Like many other top prospects in the recruiting Class of 2021, Dillworth never got a chance to play his senior season due to the COVID-19 pandemic. North Carolina high schools moved their football season to the spring, which Dillworth and many others opted to miss so they could enroll in college early.
Regarded as one of the gems of UNC’s recruiting class that year, Dillworth played in all 12 games as a true freshman, making six tackles and a tackle for loss in a backup roll. He again saw significant action this season, appearing in 10 games with 13 tackles and a sack.
But with UNC’s starting linebacker corps set to return in 2023, Dillworth decided it was time for a change. East Carolina immediately became a frontrunner for Dillworth once he entered the transfer portal because of previous relationships.
The Pirates were one of the first schools to offer Dillworth a scholarship while in high school and during that process he established a solid connection with defensive line coach Roy Tesh.

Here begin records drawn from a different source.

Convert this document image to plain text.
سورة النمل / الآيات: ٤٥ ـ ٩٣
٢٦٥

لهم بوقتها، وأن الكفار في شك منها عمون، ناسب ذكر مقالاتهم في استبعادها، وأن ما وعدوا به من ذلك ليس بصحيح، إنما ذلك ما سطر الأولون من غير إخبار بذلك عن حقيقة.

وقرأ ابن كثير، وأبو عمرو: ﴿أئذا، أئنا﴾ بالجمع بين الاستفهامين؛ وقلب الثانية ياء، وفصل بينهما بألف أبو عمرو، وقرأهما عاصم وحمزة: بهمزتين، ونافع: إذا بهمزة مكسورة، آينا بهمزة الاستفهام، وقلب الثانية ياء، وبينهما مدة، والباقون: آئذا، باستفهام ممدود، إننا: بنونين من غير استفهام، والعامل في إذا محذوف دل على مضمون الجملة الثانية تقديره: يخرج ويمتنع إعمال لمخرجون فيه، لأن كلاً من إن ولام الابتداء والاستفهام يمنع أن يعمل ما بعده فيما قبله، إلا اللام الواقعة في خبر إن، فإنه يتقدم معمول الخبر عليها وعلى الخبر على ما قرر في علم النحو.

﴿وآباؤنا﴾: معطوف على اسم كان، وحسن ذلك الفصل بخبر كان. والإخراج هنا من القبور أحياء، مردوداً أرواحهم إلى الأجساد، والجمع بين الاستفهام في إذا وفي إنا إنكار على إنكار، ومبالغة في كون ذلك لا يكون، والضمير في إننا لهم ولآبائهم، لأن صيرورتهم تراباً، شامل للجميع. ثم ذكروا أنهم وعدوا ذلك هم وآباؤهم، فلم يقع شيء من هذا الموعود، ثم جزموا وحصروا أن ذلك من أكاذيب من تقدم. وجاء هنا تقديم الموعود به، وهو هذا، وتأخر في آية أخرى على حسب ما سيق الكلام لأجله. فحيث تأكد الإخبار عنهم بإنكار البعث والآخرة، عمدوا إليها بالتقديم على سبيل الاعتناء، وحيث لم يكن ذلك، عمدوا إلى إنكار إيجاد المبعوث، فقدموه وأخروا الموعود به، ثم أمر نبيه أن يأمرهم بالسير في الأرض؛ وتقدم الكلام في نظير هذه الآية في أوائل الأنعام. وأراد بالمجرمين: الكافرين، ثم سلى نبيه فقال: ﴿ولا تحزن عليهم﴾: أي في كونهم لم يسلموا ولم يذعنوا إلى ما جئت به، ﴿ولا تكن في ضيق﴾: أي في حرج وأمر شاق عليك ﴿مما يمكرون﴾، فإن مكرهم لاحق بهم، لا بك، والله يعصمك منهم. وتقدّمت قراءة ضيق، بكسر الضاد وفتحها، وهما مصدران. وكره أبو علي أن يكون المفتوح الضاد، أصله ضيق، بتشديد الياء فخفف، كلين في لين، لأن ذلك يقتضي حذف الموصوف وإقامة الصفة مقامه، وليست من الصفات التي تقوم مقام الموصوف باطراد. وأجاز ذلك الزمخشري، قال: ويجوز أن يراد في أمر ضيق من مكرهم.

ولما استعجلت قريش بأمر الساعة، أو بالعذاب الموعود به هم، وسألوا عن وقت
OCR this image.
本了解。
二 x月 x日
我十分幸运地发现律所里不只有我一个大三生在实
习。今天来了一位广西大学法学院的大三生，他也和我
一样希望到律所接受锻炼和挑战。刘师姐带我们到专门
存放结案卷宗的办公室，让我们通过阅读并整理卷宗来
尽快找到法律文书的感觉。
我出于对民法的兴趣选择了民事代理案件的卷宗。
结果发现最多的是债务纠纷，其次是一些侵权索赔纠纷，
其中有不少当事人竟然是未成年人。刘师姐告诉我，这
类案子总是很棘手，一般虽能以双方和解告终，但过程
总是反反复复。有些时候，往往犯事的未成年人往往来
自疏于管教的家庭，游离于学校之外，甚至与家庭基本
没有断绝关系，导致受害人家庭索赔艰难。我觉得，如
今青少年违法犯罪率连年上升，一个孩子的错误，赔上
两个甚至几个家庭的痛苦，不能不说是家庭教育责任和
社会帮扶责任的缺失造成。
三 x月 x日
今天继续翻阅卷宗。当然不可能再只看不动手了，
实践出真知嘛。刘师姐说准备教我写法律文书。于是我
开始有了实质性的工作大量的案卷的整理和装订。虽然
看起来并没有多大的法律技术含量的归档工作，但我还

“The relationship he already had built with Coach Tesh when he was still in high school was big,” Stevenson said. “The biggest thing for RaRa was getting somewhere he could trust his coaches and trust the staff.”
Dillworth received reassurance about ECU’s coaching staff from a special relative. Former ECU cornerback Ja’Quan McMillian, now with the NFL’s Denver Broncos, is Dillworth’s cousin and one of his biggest supporters.
“I think his cousin, Ja’Quan McMillian, played a big part as well,” Stevenson said. “I think Ja’Quan made him believe he can trust the staff.”
Dillworth had plenty of other suitors before choosing ECU. According to Stevenson, Florida, Penn State, Virginia Tech and West Virginia were among the schools reaching out after Dillworth entered the transfer portal.
“The why (he left UNC) didn’t matter to me,” Stevenson said. “My biggest concern was that he get somewhere he’d have a chance to play and be happy. I think he has that now being committed to East Carolina.”
The Pirates have some big holes to fill at linebacker in 2023. The Pirates are losing Myles Berry, Gerard Stringer and Chance Bates to graduation and Jireh Wilson entered the transfer portal and will play at Central Florida next fall.